The benefit of withdrawing your application is that your benefits can continue to grow and are not penalized by those few months you received benefits. For example, let’s say you hastily made the decision to start receiving retirement benefits as soon as you were eligible at age 62. Assuming a primary insurance amount of $1,000 and a birth date of 1960 or later, your benefits would be $700 per month. After 2 months, let’s say you realize you don’t really need the $700 per month at this point in your life and withdraw your application. You repay the Social Security office the $1,400 that you’ve received and stop receiving benefits.
Years later, when you reapply for benefits, it is like you are applying for the first time. If you submit your application at age 70, your benefits would now be $1,240 per month due to the delayed retirement credits you have earned.
To withdraw your Social Security retirement application, you need to fill out Social Security Form SSA-521 and send it to your local Social Security office. If you’re not sure how much you need to repay, the office will let you know once they have approved your request.
Suspend Your Benefits
The other way to change your Social Security benefits is to suspend your benefits. This option is only available between your full retirement age and age 70. However, you can choose this option even if it’s been several years since you started receiving benefits.
When you suspend your benefits, you do not have to repay the benefits you’ve received. Your future benefits are simply stopped until either you restart them or turn age 70. During the time that the benefits are stopped, you earn delayed retirement credits. In this way, when you eventually restart your benefits, your monthly payment will be larger.
Just like when you withdraw your application, your spouse will also be affected by your suspension if they are receiving benefits based on your earnings record. If you spouse is using your earnings record and you decide to suspend your benefits, both of your benefits will be suspended. If your spouse is receiving retirement benefits based solely on their own record or is not receiving any benefits yet, your decision would not directly affect your spouse.

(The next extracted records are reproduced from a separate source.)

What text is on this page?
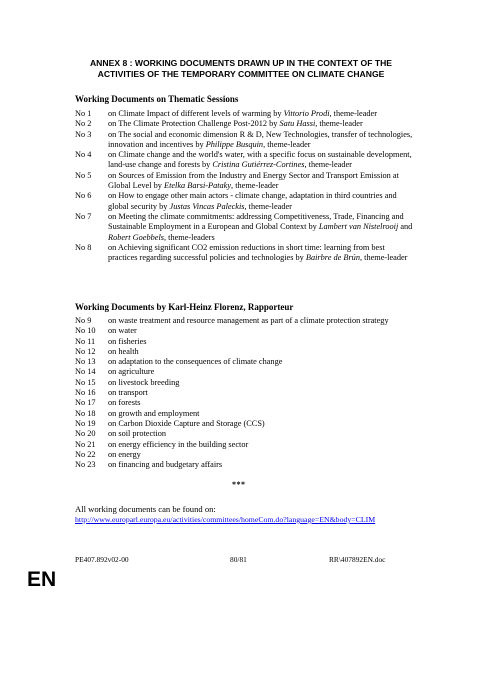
ANNEX 8 : WORKING DOCUMENTS DRAWN UP IN THE CONTEXT OF THE
ACTIVITIES OF THE TEMPORARY COMMITTEE ON CLIMATE CHANGE
Working Documents on Thematic Sessions
No 1	on Climate Impact of different levels of warming by Vittorio Prodi, theme-leader
No 2	on The Climate Protection Challenge Post-2012 by Satu Hassi, theme-leader
No 3	on The social and economic dimension R & D, New Technologies, transfer of technologies, innovation and incentives by Philippe Busquin, theme-leader
No 4	on Climate change and the world's water, with a specific focus on sustainable development, land-use change and forests by Cristina Gutiérrez-Cortines, theme-leader
No 5	on Sources of Emission from the Industry and Energy Sector and Transport Emission at Global Level by Etelka Barsi-Pataky, theme-leader
No 6	on How to engage other main actors - climate change, adaptation in third countries and global security by Justas Vincas Paleckis, theme-leader
No 7	on Meeting the climate commitments: addressing Competitiveness, Trade, Financing and Sustainable Employment in a European and Global Context by Lambert van Nistelrooij and Robert Goebbels, theme-leaders
No 8	on Achieving significant CO2 emission reductions in short time: learning from best practices regarding successful policies and technologies by Bairbre de Brún, theme-leader
Working Documents by Karl-Heinz Florenz, Rapporteur
No 9	on waste treatment and resource management as part of a climate protection strategy
No 10	on water
No 11	on fisheries
No 12	on health
No 13	on adaptation to the consequences of climate change
No 14	on agriculture
No 15	on livestock breeding
No 16	on transport
No 17	on forests
No 18	on growth and employment
No 19	on Carbon Dioxide Capture and Storage (CCS)
No 20	on soil protection
No 21	on energy efficiency in the building sector
No 22	on energy
No 23	on financing and budgetary affairs
***
All working documents can be found on:
http://www.europarl.europa.eu/activities/committees/homeCom.do?language=EN&body=CLIM
PE407.892v02-00	80/81	RR\407892EN.doc
EN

Again for example, let’s say you hastily made the decision to start receiving retirement benefits as soon as you were eligible at age 62. Assuming a primary insurance amount of $1,000 and a birth date of 1960 or later, your benefits would be $700 per month. Now, you are approaching your full retirement age of 67. You decide to suspend your benefits so you can receive larger benefits in the future. You don’t have to repay the $42,000 that you’ve received over the past five years, but you will not get any more benefits until you reapply. When you turn 70, your benefits are automatically restarted, but now they have been increased by those three years of delayed retirement credits of 8% per year. This makes your monthly benefit now $868.
To suspend your benefits, you can simply call your local Social Security office or send them a request in writing.
If your goal is to receive the highest possible Social Security benefit, withdrawing your application is a great tool to correct a regretted Social Security decision. Though the added benefits are less, suspending your benefits may also be a useful tool if you’ve missed the deadline to withdraw your application and want to get a higher monthly benefit in the future.